Wenn der Mond am Abend des 07.08.2017 (ein Montag) um 18h 43m aufgeht, ist das Maximum dieser bescheidenen partiellen Finsternis bereits vorbei (18h 21m, 25%). Noch in der hellen bürgerlichen Dämmerung endet die Kernschattenphase (19h 19m). Doch bis dahin bieten sich reizvolle Fotomotive, wenn der “angeknabberte” Mond knapp über dem Horizont in der Gegendämmerung steht, die im angelsächsischen Raum als “Belt of Venus” (Gürtel der Venus) bezeichnet wird. Um in den Genuss dieses Schauspiels zu kommen, benötigen Sie unbedingt einen Standort mit freiem Blick zum Südost-Horizont, denn selbst am Sichtbarkeitsende der Halbschattenphase steht der Mond gerade einmal 10 Grad hoch.

Totale Mondfinsternis am 27.7.2018

Quelle: https://www.mofi2018.de/

Die Totale Mondfinsternis am 27.07.2018 gehört zweifelsohne zu den ganz großen astronomischen Ereignissen unserer Zeit. Mit einer Totalitätsdauer von 103 Minuten ist sie die längste totale MoFi des 21. Jahrhunderts.

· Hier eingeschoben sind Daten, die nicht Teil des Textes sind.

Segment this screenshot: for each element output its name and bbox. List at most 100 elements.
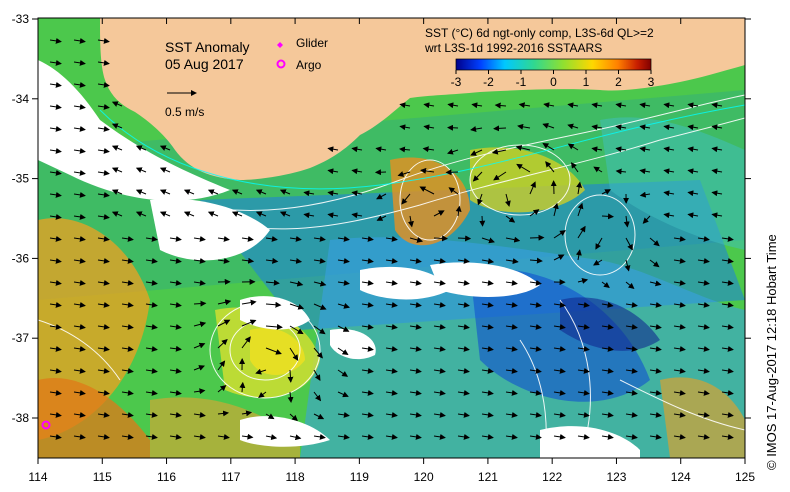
current-arrow [289,235,302,242]
current-arrow [97,81,110,88]
current-arrow [313,303,327,310]
colorbar-tick-label: 3 [648,75,655,89]
x-tick-label: 115 [93,470,112,484]
current-arrow [553,345,566,352]
current-arrow [327,168,339,175]
current-arrow [577,323,590,330]
sst-field [38,18,745,458]
current-arrow [711,168,723,175]
current-arrow [361,323,374,330]
current-arrow [313,235,326,242]
current-arrow [721,345,734,352]
current-arrow [289,434,302,441]
current-arrow [625,411,638,418]
current-arrow [697,301,710,308]
current-arrow [433,345,446,352]
current-arrow [303,190,315,197]
current-arrow [193,365,205,371]
current-arrow [97,367,110,374]
current-arrow [577,225,586,239]
current-arrow [576,181,583,195]
current-arrow [423,124,435,131]
current-arrow [663,168,675,175]
current-arrow [376,193,387,200]
current-arrow [505,215,516,223]
current-arrow [337,369,349,377]
current-arrow [169,257,182,264]
current-arrow [409,389,422,396]
current-arrow [481,279,494,286]
x-tick-label: 124 [671,470,691,484]
current-arrow [399,124,411,131]
current-arrow [289,325,304,335]
current-arrow [625,281,635,289]
current-arrow [73,389,86,396]
current-arrow [433,323,446,330]
current-arrow [169,345,182,352]
current-arrow [351,190,363,197]
current-arrow [241,410,253,417]
current-arrow [457,433,470,440]
current-arrow [289,347,299,361]
current-arrow [711,146,723,153]
glider-label: Glider [296,36,328,50]
current-arrow [601,301,614,308]
current-arrow [591,102,603,109]
current-arrow [505,258,519,265]
current-arrow [721,389,734,396]
current-arrow [601,323,614,330]
current-arrow [73,103,86,110]
current-arrow [615,124,627,131]
current-arrow [649,433,662,440]
current-arrow [505,301,518,308]
current-arrow [448,187,459,195]
current-arrow [145,301,158,308]
current-arrow [625,345,638,352]
current-arrow [615,146,627,153]
current-arrow [361,301,374,308]
current-arrow [470,149,483,156]
x-tick-label: 125 [735,470,755,484]
current-arrow [49,345,62,352]
current-arrow [73,279,86,286]
current-arrow [217,319,231,327]
colorbar-tick-label: -1 [516,75,527,89]
current-arrow [697,235,710,242]
current-arrow [337,411,350,418]
current-arrow [433,389,446,396]
current-arrow [121,257,134,264]
current-arrow [529,301,542,308]
x-tick-label: 118 [286,470,305,484]
current-arrow [601,213,615,220]
current-arrow [183,211,195,217]
current-arrow [673,411,686,418]
argo-label: Argo [296,58,322,72]
current-arrow [433,210,445,217]
current-arrow [625,433,638,440]
current-arrow [601,389,614,396]
current-arrow [121,323,134,330]
current-arrow [601,411,614,418]
current-arrow [687,190,699,197]
current-arrow [97,257,110,264]
colorbar-ticks: -3 -2 -1 0 1 2 3 [451,70,655,89]
current-arrow [49,81,62,88]
current-arrow [721,367,734,374]
current-arrow [577,367,590,374]
current-arrow [121,279,134,286]
current-arrow [303,212,315,219]
current-arrow [337,433,350,440]
current-arrow [591,146,603,153]
current-arrow [601,189,612,195]
colorbar [455,58,652,71]
current-arrow [687,102,699,109]
current-arrow [397,171,411,177]
current-arrow [265,279,280,286]
current-arrow [73,147,86,154]
current-arrow [457,301,470,308]
current-arrow [361,367,374,374]
plot-frame [37,17,746,459]
current-arrow [376,215,387,221]
current-arrow [529,279,542,286]
current-arrow [97,433,110,440]
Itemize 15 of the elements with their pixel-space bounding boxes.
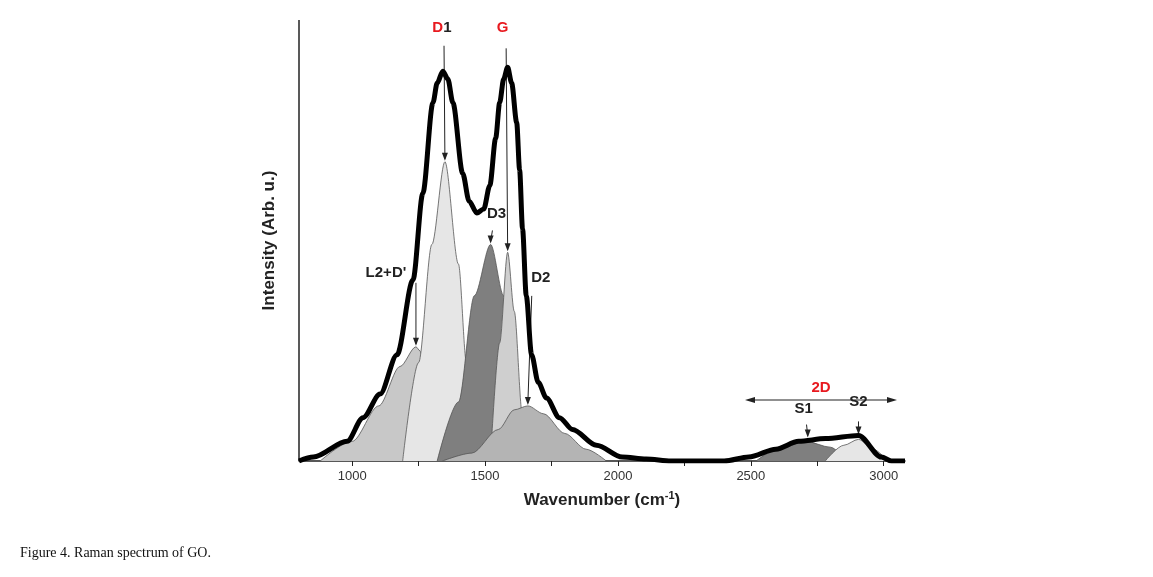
- annotation: D2: [531, 267, 551, 285]
- annotation: S1: [794, 398, 813, 416]
- annotation: S2: [849, 392, 868, 410]
- x-tick-label: 1000: [337, 468, 367, 483]
- x-tick-label: 1500: [470, 468, 500, 483]
- annotation: 2D: [811, 378, 831, 395]
- caption: Figure 4. Raman spectrum of GO.: [20, 544, 211, 560]
- annotation: G: [496, 18, 509, 36]
- y-axis-title: Intensity (Arb. u.): [258, 170, 278, 311]
- x-tick-label: 2000: [603, 468, 633, 483]
- annotation: D1: [432, 17, 452, 35]
- annotation: D3: [487, 204, 507, 222]
- x-tick-label: 3000: [869, 468, 899, 483]
- x-tick-label: 2500: [736, 468, 766, 483]
- annotation: L2+D': [365, 262, 407, 280]
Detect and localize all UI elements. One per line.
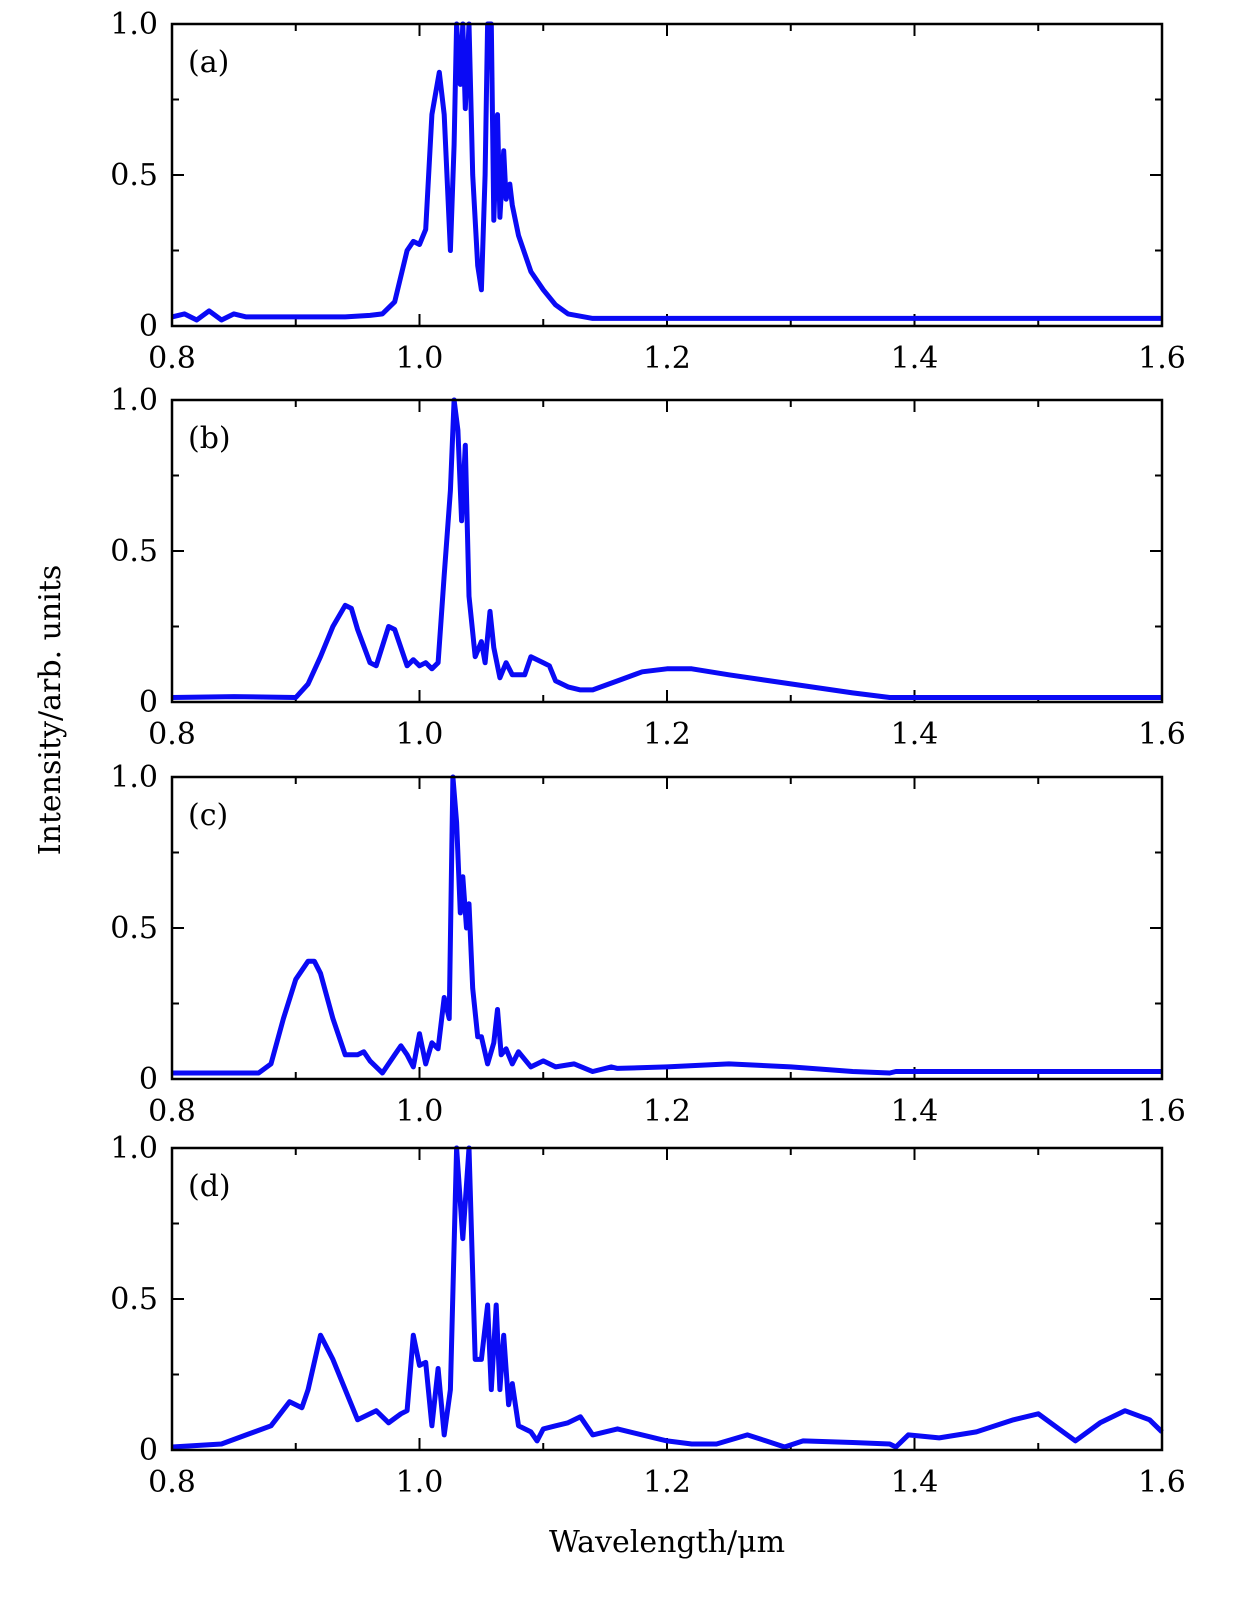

Meine Meinung: ob die Totalität 5 Minuten länger oder kürzer ist, interessiert mich nicht die Bohne.

Da der Mond in Mitteleuropa während der einleitenden partiellen Phase aufgeht, kann die Totalität am dunkelblauen Dämmerungshimmel in voller Länge verfolgt werden

Das ist ziehmlicher Blödsinn: beim Anfang der Totalität steht der Mond 1 Grad über dem Horizont und der Himmel ist ganz hell

Etwa 6 Grad unterhalb des Roten Mondes steht Mars, der Rote Planet. Wenn ein Planet sich in der Nähe des Vollmonds befindet, dann steht er zwangsläufig in Opposition zur Sonne und erreicht mithin seine maximale Helligkeit. Diese fällt bei Marsoppositionen wegen der stark schwankenden Abstände zur Erde sehr unterschiedlich aus. Am 27.07.2018 haben wir es mit einer außerordentlich günstigen Marsopposition zu tun; der Rote Planet erreicht mit -2.8 mag fast seine größte überhaupt mögliche Helligkeit und übertrifft sogar den Jupiter an Glanz. Da sich das gesamte Geschehen horizontnah in der Dämmerung abspielt, kommen auch Naturfotografen voll auf ihre Kosten.

Astro-Fotografen finden die Horizont-Nähe sehr negativ.

Selbst der Kalender meint es diesmal gut mit den Beobachtern, denn die Jahrhundert-Finsternis findet an einem Freitagabend statt.